By Laurie Merrill
GCU News Bureau
For the second year in a row, Grand Canyon University’s Speech and Debate Team has cracked the top 20 out of 152 teams in parliamentary debate rankings.
The National Parliamentary Debate Association listed GCU at No. 17 after calculating points from the season’s start in mid-September to the end of January.
The team also made the top 20 last year after earning a No. 15 spot in January 2016.
The current ranking was tabulated before the team’s wins earlier this month at San Diego State and Point Loma Nazarene universities.
“Once that is added, we will probably move in to the top 15,” said team director Barry Regan, a College of Humanities and Social Sciences instructor.
“We’re excited because we have passed teams that are normally in the top 10,” he said, referring to such rivals as the University of Oregon. “We're happy to see the numbers crunched and our standing properly represented.”
GCU uses a debate style typically practiced by schools in the West. Larger universities with abundant resources often compete in “policy debate,” which centers on one topic each season, Regan said. Such schools can deploy graduate students to exhaustively research the topics.
Parliamentary debate features a different topic every round, a more egalitarian approach in that teams can prepare without additional resources, he said.
In the San Diego State University contest two weeks ago, GCU took first place out of 17 teams, including several that perennially rank in the Top 10 nationally.
Leading the way were senior Zachary Kuykendall (first place), junior Kara Sutton (second), freshman Matthew Calderwood (fourth) and freshman JT Winkler (fifth).
At the Point Loma tournament the same weekend, the parliamentary debate partnership of senior Thomas Rotering and sophomore Jasmin Richardson upset the No. 1-ranked partnership in the country, the University of the Pacific’s Dallas Phillips and Paul Villa, in the “Sweet 16” round, Regan said.

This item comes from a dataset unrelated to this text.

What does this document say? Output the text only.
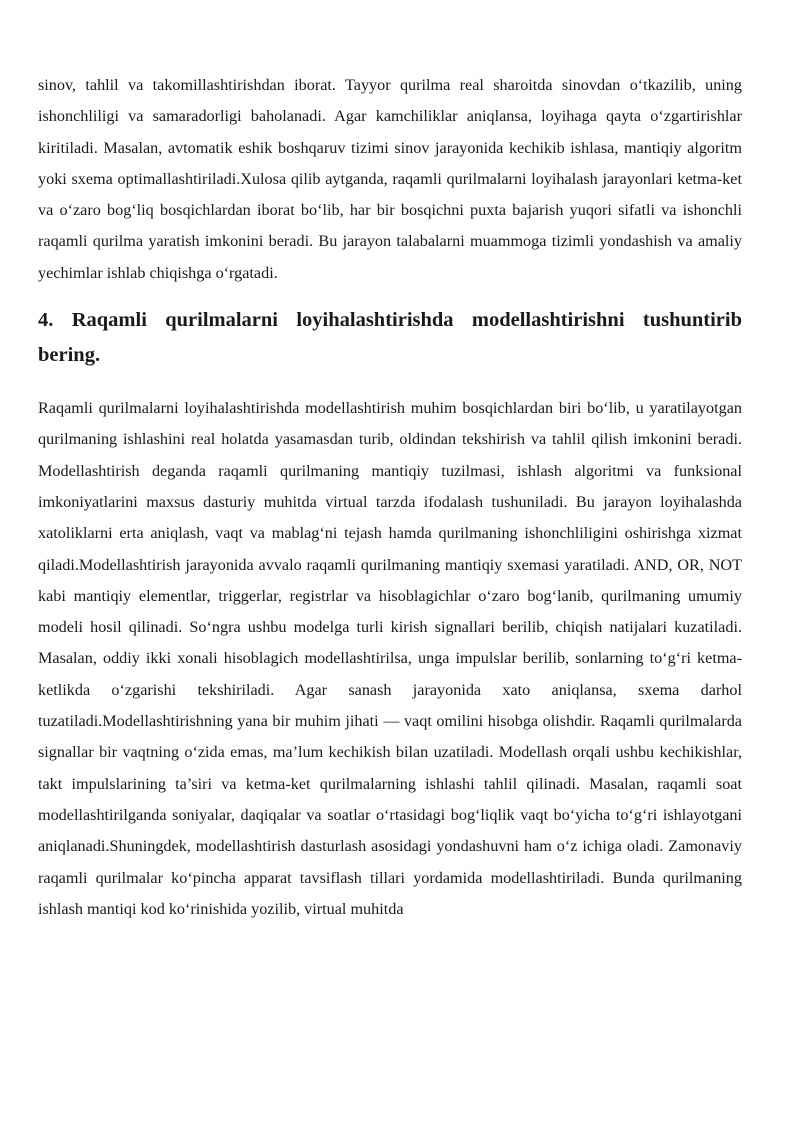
sinov, tahlil va takomillashtirishdan iborat. Tayyor qurilma real sharoitda sinovdan o‘tkazilib, uning ishonchliligi va samaradorligi baholanadi. Agar kamchiliklar aniqlansa, loyihaga qayta o‘zgartirishlar kiritiladi. Masalan, avtomatik eshik boshqaruv tizimi sinov jarayonida kechikib ishlasa, mantiqiy algoritm yoki sxema optimallashtiriladi.Xulosa qilib aytganda, raqamli qurilmalarni loyihalash jarayonlari ketma-ket va o‘zaro bog‘liq bosqichlardan iborat bo‘lib, har bir bosqichni puxta bajarish yuqori sifatli va ishonchli raqamli qurilma yaratish imkonini beradi. Bu jarayon talabalarni muammoga tizimli yondashish va amaliy yechimlar ishlab chiqishga o‘rgatadi.

4. Raqamli qurilmalarni loyihalashtirishda modellashtirishni tushuntirib bering.

Raqamli qurilmalarni loyihalashtirishda modellashtirish muhim bosqichlardan biri bo‘lib, u yaratilayotgan qurilmaning ishlashini real holatda yasamasdan turib, oldindan tekshirish va tahlil qilish imkonini beradi. Modellashtirish deganda raqamli qurilmaning mantiqiy tuzilmasi, ishlash algoritmi va funksional imkoniyatlarini maxsus dasturiy muhitda virtual tarzda ifodalash tushuniladi. Bu jarayon loyihalashda xatoliklarni erta aniqlash, vaqt va mablag‘ni tejash hamda qurilmaning ishonchliligini oshirishga xizmat qiladi.Modellashtirish jarayonida avvalo raqamli qurilmaning mantiqiy sxemasi yaratiladi. AND, OR, NOT kabi mantiqiy elementlar, triggerlar, registrlar va hisoblagichlar o‘zaro bog‘lanib, qurilmaning umumiy modeli hosil qilinadi. So‘ngra ushbu modelga turli kirish signallari berilib, chiqish natijalari kuzatiladi. Masalan, oddiy ikki xonali hisoblagich modellashtirilsa, unga impulslar berilib, sonlarning to‘g‘ri ketma-ketlikda o‘zgarishi tekshiriladi. Agar sanash jarayonida xato aniqlansa, sxema darhol tuzatiladi.Modellashtirishning yana bir muhim jihati — vaqt omilini hisobga olishdir. Raqamli qurilmalarda signallar bir vaqtning o‘zida emas, ma’lum kechikish bilan uzatiladi. Modellash orqali ushbu kechikishlar, takt impulslarining ta’siri va ketma-ket qurilmalarning ishlashi tahlil qilinadi. Masalan, raqamli soat modellashtirilganda soniyalar, daqiqalar va soatlar o‘rtasidagi bog‘liqlik vaqt bo‘yicha to‘g‘ri ishlayotgani aniqlanadi.Shuningdek, modellashtirish dasturlash asosidagi yondashuvni ham o‘z ichiga oladi. Zamonaviy raqamli qurilmalar ko‘pincha apparat tavsiflash tillari yordamida modellashtiriladi. Bunda qurilmaning ishlash mantiqi kod ko‘rinishida yozilib, virtual muhitda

To read more about this, click here.
For a story about Regan receiving a prestigious award for his team leadership, click here.
The last regular-season tournament is Sunday, Feb. 26-Tuesday, Feb. 28 at Hastings (Neb.) College. For the first time, GCU will host the national Christian College Forensics Invitational tournament, scheduled for March 17-19.
Other recent successes:
- Kuykendall and Alandzes had a stellar performance at the California State University Long Beach tournament and moved to No. 29 out of 448 ranked partnerships, giving GCU two Top 30 debate pairs for the first time in team history.
- At the Mile High Swing invitational at the University of Utah, Rotering and Sharp reached the “Sweet Sixteen,” which placed them 23rd in the nation out of 392 teams.